Looking back, Bagnoli wishes a college program or an event could have bestowed a little real life experience on him. This is why, as a member of the Butler Alumni Association Board, he was excited to partner with Butler’s Student Government Association’s Student Initiatives Board, the Young Alumni Board, and Butler’s Academic Affairs staff to offer Butler juniors and seniors a taste of the real world through an event called The Game of Life.

The event, which was loosely based off of the popular board game, Life, had students enter the room with a chosen profession after they graduated. They were then given a salary. Students moved from table to table where they dealt with a variety of circumstances, like the price of life insurance, eating out, student loan programs, and at Bagnoli’s table, the cost of renting a one-bedroom apartment in various parts of the country. 

“It was really interesting to watch their expression,” Bagnoli said, laughing. One student, Logan Schwering ’18, commented most students, including himself, were surprised to discover how the average cost of all the expenses students have after graduation slowly chip away at a salary. 

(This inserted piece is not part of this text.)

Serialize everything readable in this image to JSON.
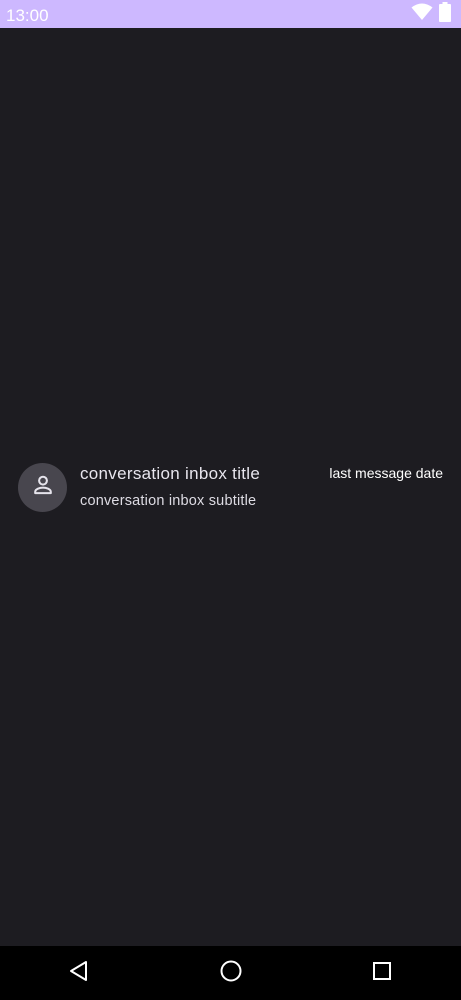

“Seeing how it all came together and started chipping away from your salary was eye-opening,” Schwering said.

Although the program, and the actual Life board game, don’t exactly mirror the real world, both incorporated a few hysterical similarities. 

“It was just a good, thought-provoking experience for students to realize they’ll have to put a budget together, and make lifestyle changes,” Bagnoli explained.

After going through the life tables, students attended a panel discussion with Bagnoli and four other alumni. Later on, students were able to ask questions and mingle with alumni, allowing them to “learn from one another,” Bagnoli said. 

“To have alumni who are so dedicated to giving back not only financially, but with their wealth of knowledge, is what sets  Butler apart from other institutions,” Schwering said. 

Schwering elaborated that he felt extremely fortunate to have the opportunity to interact with alumni with varying skillsets and life experiences. He urges future students to take advantage of programs about life after graduation, adding “graduation may seem far away, but the years go by quickly.”